Photograph courtesy of Hawkeye Group

“The machine’s PLC previously had to make all the required adjustments, but now it just tells the Delta motion controller that the machine needs to make a 10x6 ft box,” says Schmigdall. “Then the controller’s software connects 64 dot points and does the trigonometry to figure out the angles and timing to get the machine into the right positions at the right speed. One of the motion controller’s main advantages is its simulation and graphing ability. Using our old system, I had no way of monitoring the machine’s motion, so there was no way to tell if it was tuned precisely. Now, not only was I able to know when the system was well-tuned, but I could use the system graphs to show my progress with the project (Figure 3).” In addition, Hawkeye’s new system has a modem for remote programming and maintenance, which Schmidgall or other users can access to diagnose system problems remotely or do fine tuning.

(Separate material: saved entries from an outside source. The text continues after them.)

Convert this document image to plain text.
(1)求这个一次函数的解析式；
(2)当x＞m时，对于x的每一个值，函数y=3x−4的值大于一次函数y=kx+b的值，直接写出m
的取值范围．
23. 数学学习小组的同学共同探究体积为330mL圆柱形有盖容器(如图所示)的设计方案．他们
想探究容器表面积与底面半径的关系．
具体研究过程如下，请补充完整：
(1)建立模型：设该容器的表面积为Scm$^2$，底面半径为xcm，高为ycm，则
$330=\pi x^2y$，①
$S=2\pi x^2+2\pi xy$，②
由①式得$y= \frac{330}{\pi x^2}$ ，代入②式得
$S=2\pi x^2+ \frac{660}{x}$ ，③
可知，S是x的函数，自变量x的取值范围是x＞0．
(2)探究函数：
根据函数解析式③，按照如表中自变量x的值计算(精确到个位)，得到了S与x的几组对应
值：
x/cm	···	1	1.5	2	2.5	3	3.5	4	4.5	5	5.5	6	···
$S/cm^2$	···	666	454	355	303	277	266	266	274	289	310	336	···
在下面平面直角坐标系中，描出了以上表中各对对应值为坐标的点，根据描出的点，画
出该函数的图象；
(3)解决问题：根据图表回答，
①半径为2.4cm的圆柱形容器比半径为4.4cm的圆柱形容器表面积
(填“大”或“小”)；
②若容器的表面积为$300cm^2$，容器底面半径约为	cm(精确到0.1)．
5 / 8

“Most importantly, calculating cycle times faster means we can track box forms faster, and this allows us to make layers as thin as 3 in., which we can fill, vibrate, and compact twice, and still do it more quickly than one 6-in. layer,” says Schmidgall. “Despite the variance in the different forms we’re filling, I think we’re operating about 10% faster overall, and the thinner layer also means we’re making better quality concrete.”

Schmidgall adds that he and Hawkeye learned several lessons from their VUP upgrade project. First, hydraulics can perform more effectively than electric motors when heavy loads must be precisely positioned. Second, simulating motion and related requirements before building a machine system can shorten development time. And third, using control system modules tailored to specific tasks, such as electro-hyrdaulic motions controllers with math capabilities, delivers the greatest functonality and value.